Kafa Karıştıran Sorular ve Cevaplar

Giyimden kuşama, yemek alışkanlıklarından insanî ilişkilere varıncaya kadar yerel değerlerin hakim global değerler tarafından eritildiği bu şikayetlerin başında gelmektedir. Tabii hakim global derken ABD ve Kıta Avrupası ile birlikte Batı'ı kastettiğimiz izahtan varestedir. Blue Jean'den Mc. Donald's'a, aile içi ilişkilerden bayramlarda tatile kaçmamıza varıncaya kadar birçok şeyi bu çizgide örnek göstermek mümkündür. Bizim Almanya'da doğup büyüyen ikinci ve üçüncü nesli 'kayıp nesil' olarak nitelendirmemizin altında yatan gerçek bu değil midir? Ya da işin uzmanlarına bu problemi ifade için "Küresel Bunalım" dedirten?

Öte yandan; Hz. Peygamber ve sonrası dönemlerde 'Daru'l İslam' ve 'Daru'l Harb' kavramlarını ile tam anlamını bulan "biz ve ötekiler" ya da "ya bizdensin ya da düşman" yapılanması artık günümüz dünyasında cari değildir. Avrupa'da bile kırılmaya yüz tutan ulus-devlet anlayışının devletlerin siyasetine hakim olmasının ötesinde taban tarafından her gün artan bir hızla benimsenmekte ve özümsenmektedir.
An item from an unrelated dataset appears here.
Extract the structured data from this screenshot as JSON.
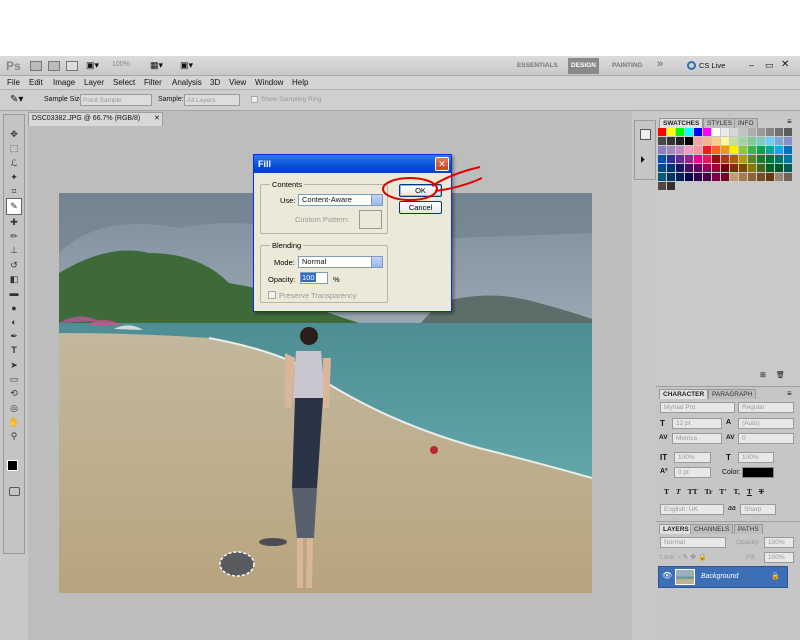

Çifte vatandaşlıklar, geçici göçmen statüleri, yabancı evlilikler, beyin göçü, dış yatırımlar, sosyo-ekonomik statü atlamaları vb başlıklarda sıralayabileceğimiz olgular dini, kültürel, ahlakî farklılıklara rağmen insanların birlikte yaşamasını gerekli kılmaktadır. Bu da her ne kadar evrensel ortak paydalar etrafında birleşerek hayatlarını devam ettirseler de günümüz insanın entegrasyon sürecinde kendi olmaktan çıkmasını, kimlik erozyonuna maruz kalmasını netice vermektedir. Polisiye tabirle vak'a-yı adiyedendir bu tip kaymalar ve sapmalar.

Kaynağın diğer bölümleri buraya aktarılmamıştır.